Maple Ridge council has said no to a new indoor aquatic centre, covered stadium and civic and cultural centre – but yes to a new sheet of ice at Planet Ice at Albion fairgrounds.
Meanwhile, staff will take a second look to see if Hammond Community Centre has enough room for a bigger and better outdoor pool.
The decision will get more kids on to fields, on to ice and into the water, at the lowest possible cost, said Coun. Tyler Shymkiw.
“We simply don’t have the capacity, both financially and as an organization, to try to build $200 to $300 million worth of projects all at once,” he said.
While a majority of council rejected a new indoor pool, Shymkiw said it should be the next major project in future years.
Council finalized its to-do list for rec facilities at its Tuesday meeting, which could mean that by fall, the public will be asked to OK city borrowing to pay for the projects which it has approved.
Council also approved renovations to the track at Maple Ridge secondary along with two small, outdoor parks in Silver Valley, improvements to the Ridge Canoe and Kayak Club facility at Whonnock Lake, renos to Hammond Community Centre, as well as construction of the Albion community centre on 104th Avenue. The total cost for the latter four projects would be about $15 million.

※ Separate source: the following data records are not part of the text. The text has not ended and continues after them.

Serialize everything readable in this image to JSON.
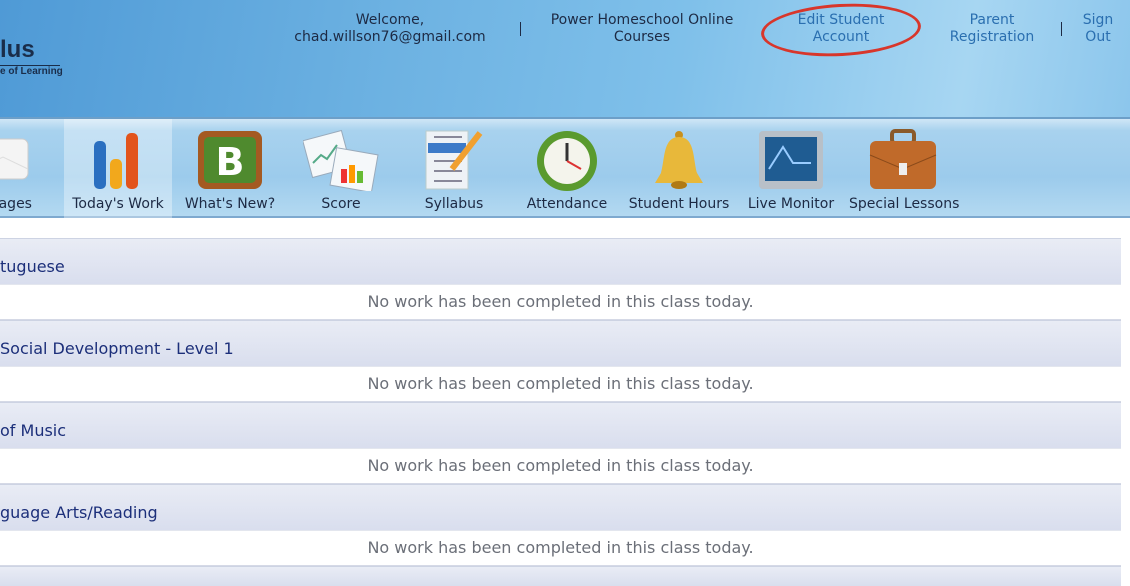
{
  "header": {
    "logo_text": "lus",
    "logo_sub": "e of Learning",
    "welcome": "Welcome,",
    "email": "chad.willson76@gmail.com",
    "links": [
      {
        "l1": "Power Homeschool Online",
        "l2": "Courses"
      },
      {
        "l1": "Edit Student",
        "l2": "Account"
      },
      {
        "l1": "Parent",
        "l2": "Registration"
      },
      {
        "l1": "Sign",
        "l2": "Out"
      }
    ],
    "annotation_color": "#d8362b"
  },
  "nav": {
    "items": [
      {
        "label": "ssages",
        "icon": "envelope-icon"
      },
      {
        "label": "Today's Work",
        "icon": "bar-chart-icon",
        "active": true
      },
      {
        "label": "What's New?",
        "icon": "blog-icon"
      },
      {
        "label": "Score",
        "icon": "calendar-chart-icon"
      },
      {
        "label": "Syllabus",
        "icon": "checklist-pencil-icon"
      },
      {
        "label": "Attendance",
        "icon": "clock-icon"
      },
      {
        "label": "Student Hours",
        "icon": "bell-icon"
      },
      {
        "label": "Live Monitor",
        "icon": "monitor-icon"
      },
      {
        "label": "Special Lessons",
        "icon": "briefcase-icon"
      }
    ]
  },
  "classes": [
    {
      "name": "tuguese",
      "status": "No work has been completed in this class today."
    },
    {
      "name": "Social Development - Level 1",
      "status": "No work has been completed in this class today."
    },
    {
      "name": "of Music",
      "status": "No work has been completed in this class today."
    },
    {
      "name": "guage Arts/Reading",
      "status": "No work has been completed in this class today."
    }
  ]
}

An additional sheet of ice, leaving the current Golden Ears Winter Club curling surface untouched, would cost about $20 million.
Council also has previously OK’d seeking public approval on borrowing $10 million for two new artificial fields at Thomas Haney secondary.

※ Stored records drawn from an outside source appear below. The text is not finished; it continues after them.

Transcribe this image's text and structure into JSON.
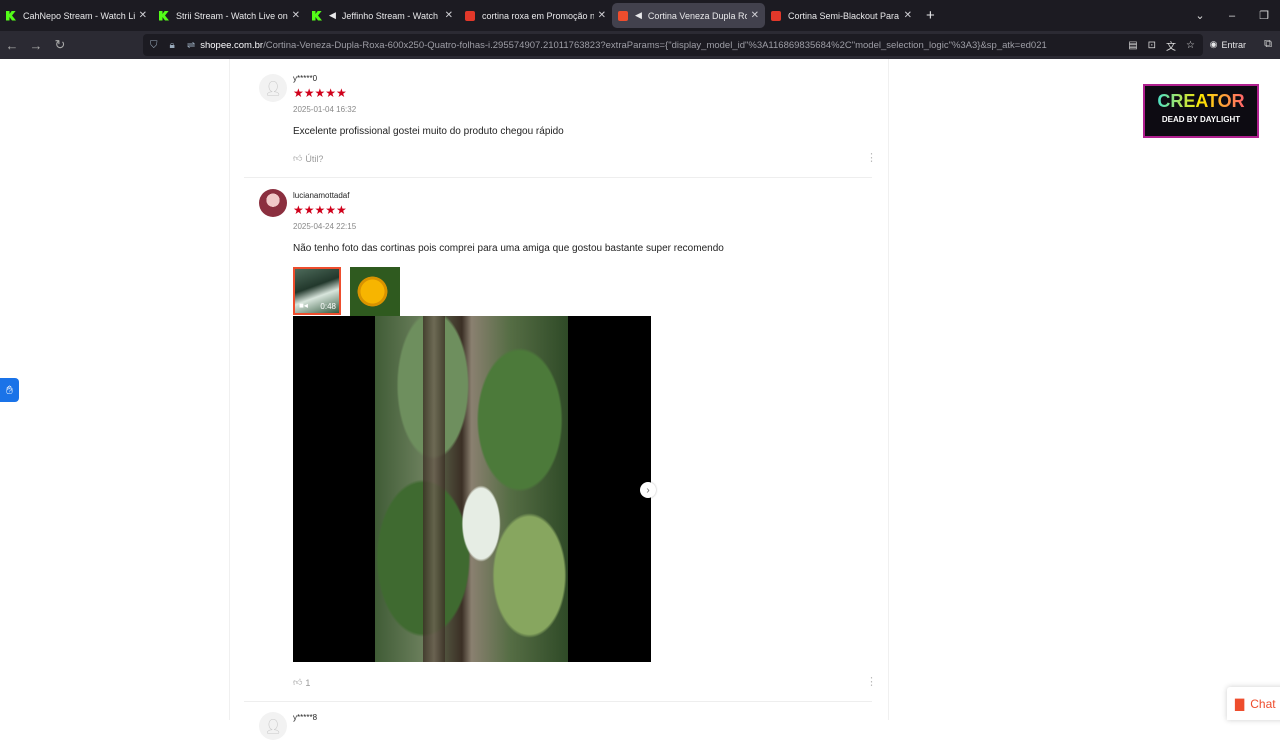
{
  "browser": {
    "tabs": [
      {
        "title": "CahNepo Stream - Watch Live on",
        "icon": "kick-icon",
        "active": false
      },
      {
        "title": "Strii Stream - Watch Live on Kick",
        "icon": "kick-icon",
        "active": false
      },
      {
        "title": "Jeffinho Stream - Watch Live",
        "icon": "kick-icon",
        "active": false
      },
      {
        "title": "cortina roxa em Promoção na Shopee",
        "icon": "shopee-icon",
        "active": false
      },
      {
        "title": "Cortina Veneza Dupla Roxa",
        "icon": "shopee-icon",
        "active": true
      },
      {
        "title": "Cortina Semi-Blackout Para Sala",
        "icon": "shopee-icon",
        "active": false
      }
    ],
    "url_host": "shopee.com.br",
    "url_path": "/Cortina-Veneza-Dupla-Roxa-600x250-Quatro-folhas-i.295574907.21011763823?extraParams={\"display_model_id\"%3A116869835684%2C\"model_selection_logic\"%3A3}&sp_atk=ed021",
    "login_label": "Entrar"
  },
  "reviews": [
    {
      "username": "y*****0",
      "stars": "★★★★★",
      "date": "2025-01-04 16:32",
      "text": "Excelente profissional gostei muito do produto chegou rápido",
      "helpful": "Útil?"
    },
    {
      "username": "lucianamottadaf",
      "stars": "★★★★★",
      "date": "2025-04-24 22:15",
      "text": "Não tenho foto das cortinas pois comprei para uma amiga que gostou bastante super recomendo",
      "video_duration": "0:48",
      "helpful": "1"
    },
    {
      "username": "y*****8"
    }
  ],
  "overlay": {
    "creator_title": "CREATOR",
    "creator_sub": "DEAD BY DAYLIGHT",
    "chat_label": "Chat"
  },
  "colors": {
    "accent": "#ee4d2d",
    "star": "#d0011b",
    "chrome_bg": "#1c1b22"
  }
}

All told, the projects could add up to $50 million.
The decision means the rejection of half of the proposed rec projects – the pool, covered stadium and civic and cultural centre which would have held a museum, that had been brought out to public consultation over the last year.
Couns. Gordy Robson, Corisa Bell, Bob Masse and Tyler Shymkiw voted against the aquatic centre and museum.

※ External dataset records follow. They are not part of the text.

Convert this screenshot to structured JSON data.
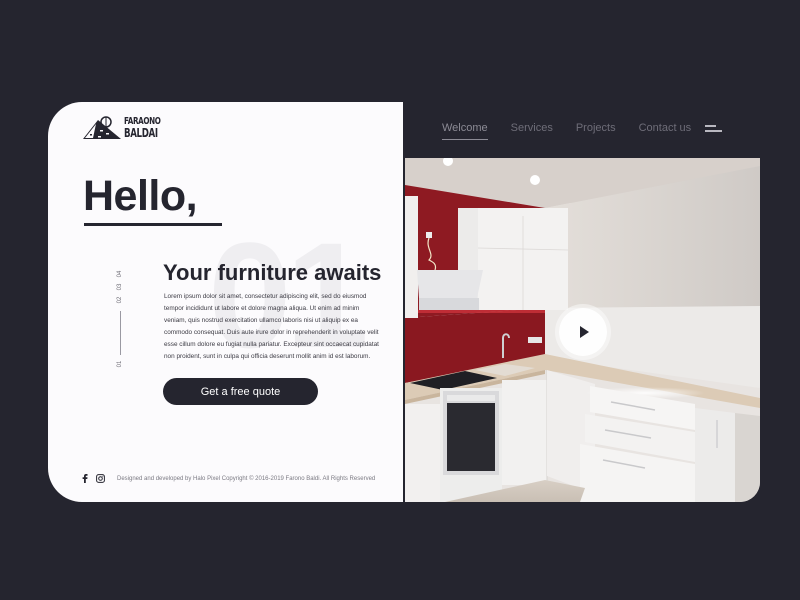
{
  "brand": {
    "name_line1": "FARAONO",
    "name_line2": "BALDAI"
  },
  "nav": {
    "items": [
      {
        "label": "Welcome",
        "active": true
      },
      {
        "label": "Services",
        "active": false
      },
      {
        "label": "Projects",
        "active": false
      },
      {
        "label": "Contact us",
        "active": false
      }
    ],
    "menu_icon": "hamburger-menu-icon"
  },
  "hero": {
    "greeting": "Hello,",
    "watermark_number": "01",
    "subtitle": "Your furniture awaits",
    "body": "Lorem ipsum dolor sit amet, consectetur adipiscing elit, sed do eiusmod tempor incididunt ut labore et dolore magna aliqua. Ut enim ad minim veniam, quis nostrud exercitation ullamco laboris nisi ut aliquip ex ea commodo consequat. Duis aute irure dolor in reprehenderit in voluptate velit esse cillum dolore eu fugiat nulla pariatur. Excepteur sint occaecat cupidatat non proident, sunt in culpa qui officia deserunt mollit anim id est laborum.",
    "cta_label": "Get a free quote"
  },
  "slides": {
    "numbers": [
      "04",
      "03",
      "02",
      "01"
    ],
    "current": "01"
  },
  "footer": {
    "social": [
      "facebook-icon",
      "instagram-icon"
    ],
    "copyright": "Designed and developed by Halo Pixel Copyright © 2016-2019 Farono Baldi. All Rights Reserved"
  },
  "media": {
    "alt": "Modern white kitchen with red backsplash",
    "play_icon": "play-icon"
  },
  "colors": {
    "background": "#25252f",
    "card": "#fcfbfd",
    "text_dark": "#25252f",
    "nav_text": "#6e6d78",
    "accent_red": "#8e1a22"
  }
}
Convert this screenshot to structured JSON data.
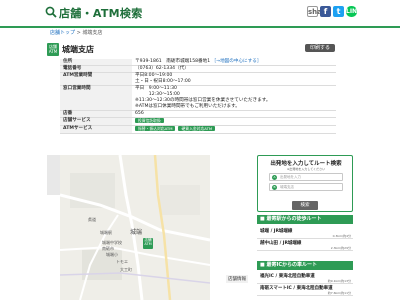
{
  "header": {
    "title": "店舗・ATM検索",
    "social": [
      "share",
      "f",
      "t",
      "LINE"
    ]
  },
  "breadcrumb": {
    "top": "店舗トップ",
    "sep": " > ",
    "current": "城端支店"
  },
  "branch": {
    "badge": "店舗 ATM",
    "name": "城端支店",
    "print": "印刷する"
  },
  "info": {
    "rows": [
      {
        "label": "住所",
        "value": "〒939-1861　南砺市城端158番地1",
        "link": "［→地図の中心にする］"
      },
      {
        "label": "電話番号",
        "value": "（0763）62-1334（代）"
      },
      {
        "label": "ATM営業時間",
        "lines": [
          "平日8:00～19:00",
          "土・日・祝日8:00～17:00"
        ]
      },
      {
        "label": "窓口営業時間",
        "lines": [
          "平日　9:00～11:30",
          "　　　12:30～15:00",
          "※11:30～12:30の時間帯は窓口営業を休業させていただきます。",
          "※ATMは窓口休業時間帯でもご利用いただけます。"
        ]
      },
      {
        "label": "店番",
        "value": "656"
      },
      {
        "label": "店舗サービス",
        "tags": [
          "投資信託取扱"
        ]
      },
      {
        "label": "ATMサービス",
        "tags": [
          "振替・振込対応ATM",
          "硬貨入金対応ATM"
        ]
      }
    ]
  },
  "map": {
    "labels": [
      "城端",
      "城端駅",
      "県道",
      "城端中学校",
      "南砺市",
      "城端小",
      "トモエ",
      "大工町"
    ]
  },
  "route": {
    "title": "出発地を入力してルート検索",
    "sub": "※出発地を入力してください",
    "from_placeholder": "出発地を入力",
    "to_placeholder": "城端支店",
    "search": "検索"
  },
  "walk": {
    "heading": "最寄駅からの徒歩ルート",
    "items": [
      {
        "name": "城端 / JR城端線",
        "dist": "0.3km/約4分"
      },
      {
        "name": "越中山田 / JR城端線",
        "dist": "2.3km/約29分"
      }
    ]
  },
  "car": {
    "heading": "最寄ICからの車ルート",
    "items": [
      {
        "name": "福光IC / 東海北陸自動車道",
        "dist": "約9.1km/約13分"
      },
      {
        "name": "南砺スマートIC / 東海北陸自動車道",
        "dist": "約7.6km/約11分"
      }
    ]
  },
  "bottom_tag": "店舗情報"
}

Robson said he had “great sympathy” for an aquatic centre, “but I’m not prepared to mortgage people’s houses for the next 25 years.”
Mayor Nicole Read opposed the scrapping of both the cultural centre/museum and aquatic centre, adding she regretted the effort put in so far to the cultural centre.
However, “There is never a wrong time to put the brakes on,” a project, Read said.
Read and staff visited Ottawa last year to lobby for federal money for a civic and cultural centre.
“This is one project most likely to attract senior government funding,” said Coun. Craig Speirs.
He, Read and Coun. Kiersten Duncan voted for the aquatic centre, estimated at $70 million, and a civic and cultural centre, priced at about $40 million.
Read was concerned about council’s rejection of the aquatic centre, and said she heard from all groups supporting an indoor pool.
“It’s the one activity that pretty much every single family in the community uses or participates in.”
The pool is busy all the time, while Maple Ridge continues to grow.
“We don’t have room in our existing facility,” she said. “This is one item that the entire community commented positively on. It’s the one facility that everybody uses.”
A location hasn’t yet been decided on for the aquatic centre, and Read added more work needed to be done on the project. However, she said it should have been included on the list of projects for which council will seek taxpayer approval.
“It’s (the pool) the next, big project,” said Coun. Tyler Shymkiw. “At the end of the day, this is going to be the work of the next council, regardless.”
Council voted separately on each of the rec projects, with Couns. Gordy Robson, Corisa Bell, Tyler Shymkiw and Bob Masse voting down the civic and cultural facility and the indoor aquatic centre, while Mayor Nicole Read and Couns. Craig Speirs and Kiersten Duncan voted in favour.
Staff will re-examine the Hammond Community Centre site to see if it can accommodate an expanded outdoor pool that could cost about $6 million.
Robson also didn’t want the portion of municipal tax now being used to pay for the municipal town centre buildings such as the Arts Centre Theatre to be reallocated to new projects. Instead, he wanted property taxes to drop once the previous projects were paid off in 2027.
Council earlier this year rejected putting in two new artificial fields in Albion fairgrounds because the loss of 380 temporary parking stalls would have negatively affected events such as the Ridge Meadows Home Show and Country Fest.
But Shymkiw said space for the new sheet of ice will remove only 90 parking spots from the area.
“It’s a lot more manageable for them than losing 380,” he said.
Council also rejected a staff proposal that would have seen the aquatic centre (with an ice sheet) four artificial sports fields (two at Thomas Haney and one each at Maple Ridge secondary and Golden Ears elementary) construction of the new Albion community centre and the balance of the renos to the Maple Ridge Leisure Centre completed at a cost of about $103 million.
That would have been paid for over eight years with a phased-in property tax increase of 0.6 per cent a year, working out to another $100 per year for an average home, after eight years.
New artificial fields at Golden Ears elementary and Maple Ridge secondary have already been funded, and construction is about to start.